Plusieurs pilotes confirment à RT les conditions harassantes de travail à FlyDubai

Source: Reuters

D’autres pilotes ont confirmé les révélations d’un ancien capitaine de FlyDubai, publiées par RT, qui ont pointé du doigt la fatigue comme possible cause du crash du vol FZ981, alors que les autorités aériennes s’abstiennent toujours de commentaires.

Suite au crash du Boeing 737 de FlyDubai à Rostov-sur-le-Don, l'ancienne capitaine de la compagnie a déclaré à RT sous couvert d’anonymat que la catastrophe était «inévitable». Il a notamment indiqué que les responsables de la compagnie aérienne étaient au courant que les pilotes se plaignaient souvent d’une trop grande fatigue mais qu’ils ne réagissaient pas.
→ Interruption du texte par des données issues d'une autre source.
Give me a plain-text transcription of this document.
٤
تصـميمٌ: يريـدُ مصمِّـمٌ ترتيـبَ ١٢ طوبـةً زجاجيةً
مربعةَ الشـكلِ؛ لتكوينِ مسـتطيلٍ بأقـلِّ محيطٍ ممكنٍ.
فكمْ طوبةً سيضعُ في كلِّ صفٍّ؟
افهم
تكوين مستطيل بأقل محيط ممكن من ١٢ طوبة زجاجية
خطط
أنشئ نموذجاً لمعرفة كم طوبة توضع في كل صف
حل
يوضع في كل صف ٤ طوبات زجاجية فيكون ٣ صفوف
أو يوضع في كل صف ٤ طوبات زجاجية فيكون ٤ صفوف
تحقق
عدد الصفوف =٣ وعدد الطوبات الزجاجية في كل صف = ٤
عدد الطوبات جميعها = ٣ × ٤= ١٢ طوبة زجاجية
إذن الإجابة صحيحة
L’équipe de RT a également obtenu le carnet de vol d’Alejandro Cruz Alava, le co-pilote du vol FZ981, qui confirme les dires de cet ancien capitaine. En effet, ce document indique que le co-pilote avait travaillé onze jours de suite, avec une seule journée de repos, la veille du crash.

La réaction des autorités aériennes

Après avoir recueilli ce témoignage, RT a envoyé plusieurs demandes aux autorités aériennes afin de recueillir leurs commentaires sur les conditions de travail des pilotes de FlyDubai.

Mais au final la compagnie aérienne s’est bornée à envoyer un communiqué de presse à caractère général qui confirme l’accident et exprime ses condoléances aux familles des victimes. N’ayant reçu aucune réponse concernant les accusations graves émises par l’ancien capitaine, RT a demandé des commentaires spécifiques aux responsables de FlyDubai.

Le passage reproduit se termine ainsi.